The flowers planted here are absolutely gorgeous. On our last visit the cherry blossoms were blooming, so were the daffodils and lots of other spring flowers. This time I was more interested in the roses as I missed their peak last year.
Wouldn't you know it a lot of them were faded, the petals were falling off some, but I think I got a few pretty ones. I love roses. They were my Mother's favorite flower. Dad grew them in their garden, Mum would pick them out at the flower nursery and he would plant them in 'just the right spot'. "No, not there, a little to the right, well, that's a bit too far away from.....",
"Maybe to the right of the sweet peas." "Yes, that's just right."

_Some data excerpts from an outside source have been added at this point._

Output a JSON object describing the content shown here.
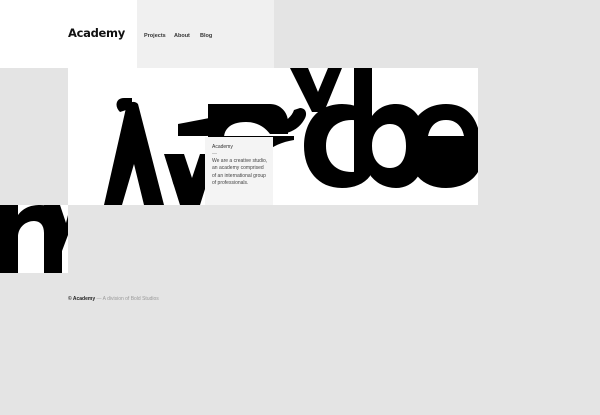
{
  "brand": {
    "logo": "Academy"
  },
  "nav": {
    "items": [
      {
        "label": "Projects"
      },
      {
        "label": "About"
      },
      {
        "label": "Blog"
      }
    ]
  },
  "hero": {
    "artwork": "abstract fragmented black letterforms"
  },
  "info_card": {
    "title": "Academy",
    "dash": "—",
    "description": "We are a creative studio, an academy comprised of an international group of professionals."
  },
  "footer": {
    "brand": "© Academy",
    "rest": " — A division of Bold Studios"
  },
  "colors": {
    "background": "#e4e4e4",
    "panel": "#ffffff",
    "nav_panel": "#f0f0f0",
    "ink": "#000000",
    "muted": "#9a9a9a"
  }
}
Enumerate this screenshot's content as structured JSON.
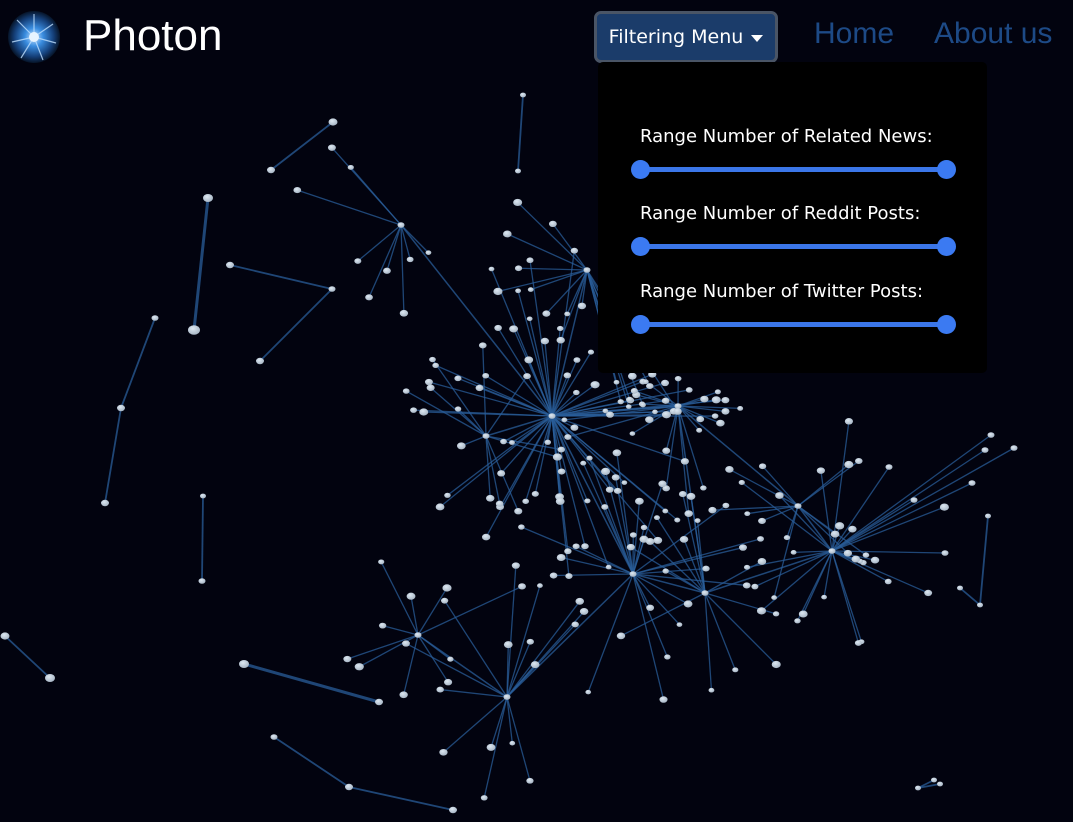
{
  "navbar": {
    "brand": "Photon",
    "filter_button": "Filtering Menu",
    "links": [
      "Home",
      "About us"
    ]
  },
  "filter_menu": {
    "ranges": [
      {
        "label": "Range Number of Related News:",
        "min_fraction": 0,
        "max_fraction": 1
      },
      {
        "label": "Range Number of Reddit Posts:",
        "min_fraction": 0,
        "max_fraction": 1
      },
      {
        "label": "Range Number of Twitter Posts:",
        "min_fraction": 0,
        "max_fraction": 1
      }
    ]
  },
  "colors": {
    "background": "#02030f",
    "node": "#a9b7c6",
    "edge": "#2a5d9a",
    "slider": "#3b7af2",
    "button": "#1b3c6a",
    "link": "#1d4a86"
  },
  "icons": {
    "logo": "photon-burst-icon",
    "caret": "caret-down-icon"
  }
}
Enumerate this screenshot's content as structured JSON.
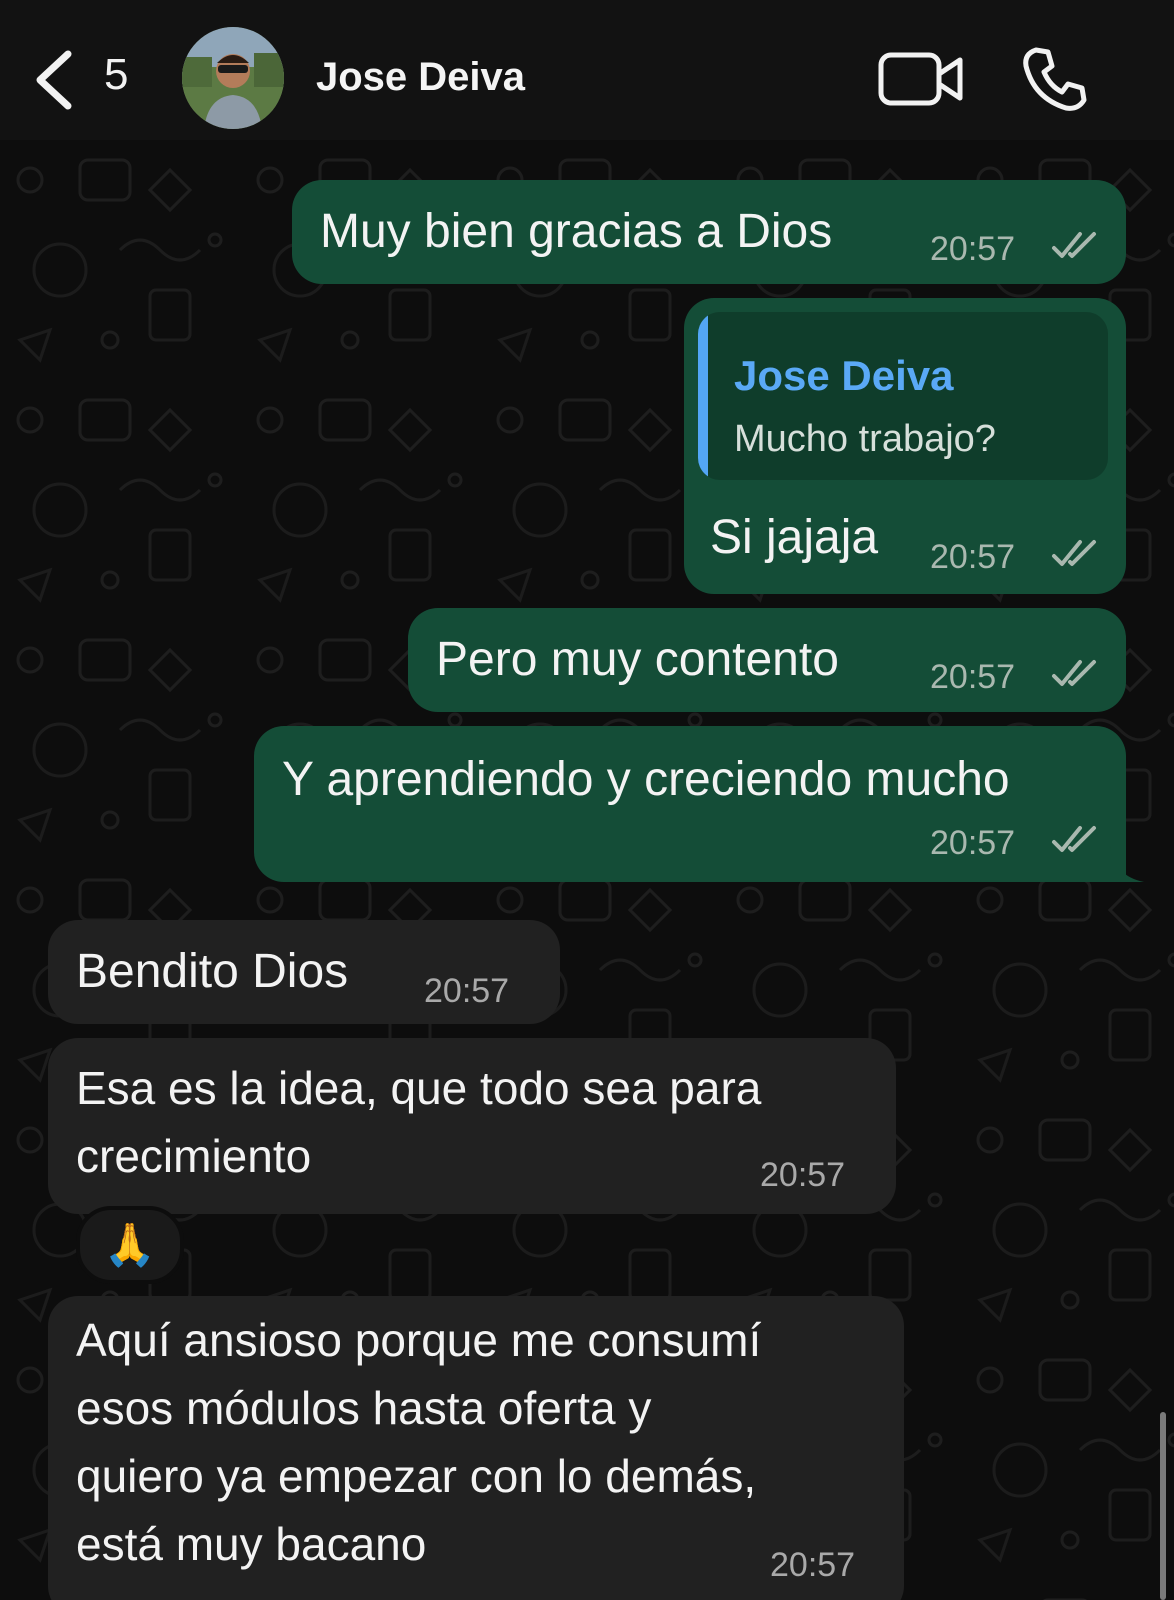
{
  "header": {
    "back_count": "5",
    "contact_name": "Jose Deiva"
  },
  "messages": [
    {
      "direction": "out",
      "text": "Muy bien gracias a Dios",
      "time": "20:57"
    },
    {
      "direction": "out",
      "quote": {
        "author": "Jose Deiva",
        "text": "Mucho trabajo?"
      },
      "text": "Si jajaja",
      "time": "20:57"
    },
    {
      "direction": "out",
      "text": "Pero muy contento",
      "time": "20:57"
    },
    {
      "direction": "out",
      "text": "Y aprendiendo y creciendo mucho",
      "time": "20:57"
    },
    {
      "direction": "in",
      "text": "Bendito Dios",
      "time": "20:57"
    },
    {
      "direction": "in",
      "lines": [
        "Esa es la idea, que todo sea para",
        "crecimiento"
      ],
      "time": "20:57",
      "reaction": "🙏"
    },
    {
      "direction": "in",
      "lines": [
        "Aquí ansioso porque me consumí",
        "esos módulos hasta oferta y",
        "quiero ya empezar con lo demás,",
        "está muy bacano"
      ],
      "time": "20:57"
    }
  ],
  "colors": {
    "outgoing_bubble": "#144d37",
    "incoming_bubble": "#212121",
    "quote_accent": "#53a6f5"
  },
  "icons": [
    "chevron-left-icon",
    "video-camera-icon",
    "phone-icon",
    "double-check-icon"
  ]
}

Well, there you go, I am my Mother's child after all, says I with a smile on my face.
I loved looking at all the flowers at Meadowlark as we walked along.....
and the purple is one I took a photo of ages ago but have since forgotten its name, lavender yes? That little tuft on the top always throws me. I am still looking for what the yellow flowers are. They remind me of a rather sunny Queen Anne's Lace except the wrong color of course. There were several I couldn't identify and I looked carefully for identifying markers. If they were totally obscured under the bushes I wasn't going to stick my hand down there and look around. Yes, I am a great gardener - not really but I wish - and I am fascinated by snakes and bugs, but I don't want to be shaking hands with them without a good pair of thick gardening gloves.
(Added note: thanks to Marilyn, TexWisGirl and Beatrice P. Boyd, I have identified the yellow plant as Yarrow. I looked it up and there are different types but from a page I visited here, it looks like this is a Fern Leaf Yarrow. If you click on the link you can read more.
Also the Lavender is Spanish Lavender which was cultivated in America as far back as 1735. It is native to the western Mediterranean, primarily the Pyrenees and other mountains in northern Spain. There is an article written here.)
I have been looking at this sundial since we first discovered the garden. There are different flowers planted around it every year, always giving it a fresh look.
The butterfly garden is also a favorite stop but there were none today....
not unless you counted this very pretty stained-glass-style butterfly ornament. I wouldn't mind that in our own garden.
These white flowers were everywhere.
Some more pretties....
and then not too far off the walking path we came across the ever present Canada Geese whose numbers didn't seem too overwhelming.
However, this one objected to me walking along the path next to his family. He hissed a bit and bared his tongue. I'm not that close, I used the zoom on my camera and I didn't hang around too long, taking the photo on the fly.
We saw Chipmunks everywhere, either scurrying up tree trunks such as this one, or darting across the pathways in front of us.
I told him his cousins at home said hi.
He told me to tell him hi back.
That's the end of Part 1. Part 2 will be be shown soon.